According to the Centers for Disease Control, autism rates have doubled. Research published this morning in the journal Pediatrics reveals that in the U.S. in 2007 about 1 in 91 children ages 3 to 17 were somewhere on the autism spectrum. That’s more than any previous survey has found.
The new study then goes on to cite earlier research showing that the life-time medical cost of dealing with ASD is $1.6 million; other research cited says ASD-related costs borne by the health-care system rose 142 percent from 2000 to 2004.
While industry funded ‘experts’ may suggest that this study is based on subjective data, industry funded ‘experts’ also suggest that a bowl of Cocoa Krispies is a SMART CHOICE for our children.

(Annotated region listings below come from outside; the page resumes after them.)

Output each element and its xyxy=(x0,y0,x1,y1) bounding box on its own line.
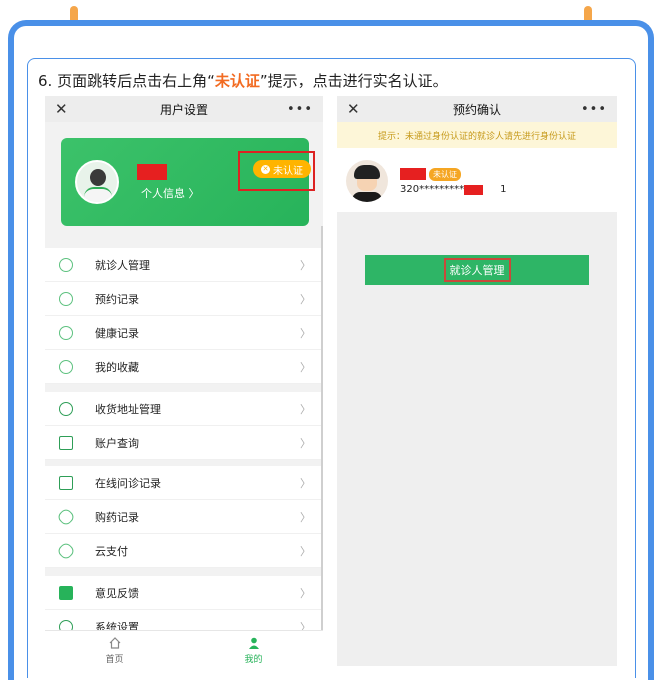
clock-icon xyxy=(59,291,73,306)
menu-label: 预约记录 xyxy=(95,292,139,306)
instruction-highlight: 未认证 xyxy=(214,72,260,90)
profile-card[interactable]: 个人信息 〉 ✕ 未认证 xyxy=(61,138,311,226)
chevron-right-icon: 〉 xyxy=(300,544,311,558)
mail-icon xyxy=(59,585,73,600)
tab-label: 我的 xyxy=(244,654,263,665)
chevron-right-icon: 〉 xyxy=(300,326,311,340)
wallet-icon xyxy=(59,435,73,450)
menu-item-appointments[interactable]: 预约记录 〉 xyxy=(45,282,323,316)
person-icon xyxy=(59,257,73,272)
menu-item-online-consult[interactable]: 在线问诊记录 〉 xyxy=(45,466,323,500)
tab-home[interactable]: 首页 xyxy=(45,631,184,670)
menu-item-patient-management[interactable]: 就诊人管理 〉 xyxy=(45,248,323,282)
instruction-suffix: ”提示，点击进行实名认证。 xyxy=(259,72,448,90)
heart-icon xyxy=(59,325,73,340)
menu-label: 我的收藏 xyxy=(95,360,139,374)
chevron-right-icon: 〉 xyxy=(300,436,311,450)
close-icon[interactable]: ✕ xyxy=(347,100,360,118)
menu-group-1: 就诊人管理 〉 预约记录 〉 健康记录 〉 我的收藏 〉 xyxy=(45,248,323,384)
more-icon[interactable]: ••• xyxy=(581,102,607,117)
chat-icon xyxy=(59,475,73,490)
chevron-right-icon: 〉 xyxy=(300,258,311,272)
person-icon xyxy=(248,637,259,649)
redacted-name xyxy=(400,168,426,180)
unverified-button[interactable]: ✕ 未认证 xyxy=(253,160,311,178)
menu-group-3: 在线问诊记录 〉 购药记录 〉 云支付 〉 xyxy=(45,466,323,568)
redacted-name xyxy=(137,164,167,180)
chevron-right-icon: 〉 xyxy=(300,292,311,306)
menu-item-feedback[interactable]: 意见反馈 〉 xyxy=(45,576,323,610)
profile-info-link[interactable]: 个人信息 〉 xyxy=(141,185,200,201)
tab-mine[interactable]: 我的 xyxy=(184,631,323,670)
menu-item-cloud-pay[interactable]: 云支付 〉 xyxy=(45,534,323,568)
menu-label: 购药记录 xyxy=(95,510,139,524)
patient-management-button[interactable]: 就诊人管理 xyxy=(365,255,589,285)
chevron-right-icon: 〉 xyxy=(300,476,311,490)
menu-item-medicine-orders[interactable]: 购药记录 〉 xyxy=(45,500,323,534)
close-circle-icon: ✕ xyxy=(261,164,270,174)
bottom-tabbar: 首页 我的 xyxy=(45,630,323,670)
tab-label: 首页 xyxy=(105,654,124,665)
pill-icon xyxy=(56,540,76,561)
menu-item-address[interactable]: 收货地址管理 〉 xyxy=(45,392,323,426)
verification-tip: 提示：未通过身份认证的就诊人请先进行身份认证 xyxy=(337,122,617,148)
chevron-right-icon: 〉 xyxy=(300,402,311,416)
settings-topbar: ✕ 用户设置 ••• xyxy=(45,96,323,122)
unverified-label: 未认证 xyxy=(273,165,303,177)
patient-management-label: 就诊人管理 xyxy=(443,258,511,282)
star-icon xyxy=(59,359,73,374)
menu-label: 意见反馈 xyxy=(95,586,139,600)
home-icon xyxy=(109,636,120,649)
id-tail: 1 xyxy=(500,184,507,195)
scrollbar[interactable] xyxy=(321,226,323,666)
confirm-title: 预约确认 xyxy=(452,102,501,117)
menu-label: 云支付 xyxy=(95,544,128,558)
chevron-right-icon: 〉 xyxy=(300,510,311,524)
menu-item-favorites[interactable]: 我的收藏 〉 xyxy=(45,350,323,384)
avatar xyxy=(75,160,119,204)
pill-icon xyxy=(56,506,76,527)
confirm-topbar: ✕ 预约确认 ••• xyxy=(337,96,617,122)
menu-label: 收货地址管理 xyxy=(95,402,161,416)
chevron-right-icon: 〉 xyxy=(300,360,311,374)
menu-label: 健康记录 xyxy=(95,326,139,340)
patient-card[interactable]: 未认证 320************ 1 xyxy=(337,148,617,212)
chevron-right-icon: 〉 xyxy=(300,586,311,600)
close-icon[interactable]: ✕ xyxy=(55,100,68,118)
id-number: 320************ 1 xyxy=(400,184,506,195)
user-settings-screen: ✕ 用户设置 ••• 个人信息 〉 ✕ 未认证 就诊人管理 〉 预约记录 〉 健… xyxy=(45,96,323,670)
menu-label: 就诊人管理 xyxy=(95,258,150,272)
menu-label: 账户查询 xyxy=(95,436,139,450)
more-icon[interactable]: ••• xyxy=(287,102,313,117)
instruction-prefix: 6. 页面跳转后点击右上角“ xyxy=(38,72,215,90)
redacted-id-segment xyxy=(464,185,483,195)
menu-item-health-records[interactable]: 健康记录 〉 xyxy=(45,316,323,350)
menu-item-account[interactable]: 账户查询 〉 xyxy=(45,426,323,460)
instruction-text: 6. 页面跳转后点击右上角“未认证”提示，点击进行实名认证。 xyxy=(38,70,448,91)
menu-group-2: 收货地址管理 〉 账户查询 〉 xyxy=(45,392,323,460)
settings-title: 用户设置 xyxy=(159,102,208,117)
location-icon xyxy=(59,401,73,416)
avatar xyxy=(346,160,388,202)
unverified-badge: 未认证 xyxy=(429,168,461,181)
appointment-confirm-screen: ✕ 预约确认 ••• 提示：未通过身份认证的就诊人请先进行身份认证 未认证 32… xyxy=(337,96,617,666)
menu-label: 在线问诊记录 xyxy=(95,476,161,490)
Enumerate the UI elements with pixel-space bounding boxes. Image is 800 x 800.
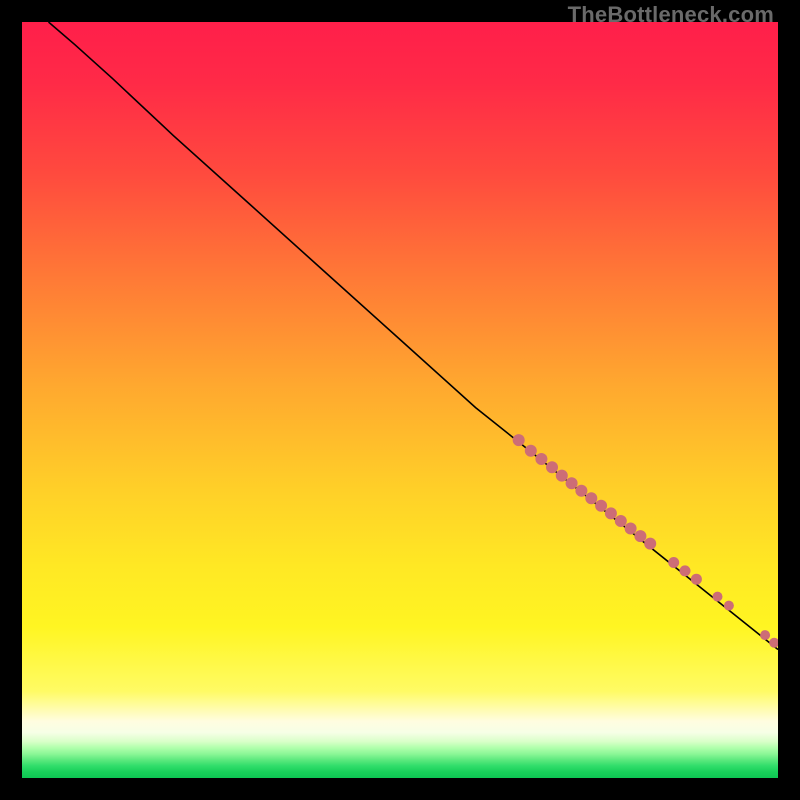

According to the Centers for Disease Control, there has been a 265% increase in the rate of hospitalizations related to food allergic reactions, 1 in 2 minority children and 1 in 3 Caucasian children born in the year 2000 (this year’s fourth graders) are expected to be insulin dependent by the time they reach adulthood and now 1 in 91 children has some degree of autism.
Today, health care spending represents 17% of our GDP, but perhaps it is time that we view our children as more than just a sales channel for Big Pharma’s money making medicine.
The unhealthy truth is that today 1 in 3 American children now has autism, allergies, ADHD or asthma.
In 1946, Harry Truman said, “A nation is only as healthy as its children.”
Shouldn’t we stop playing Russian Roulette with ours?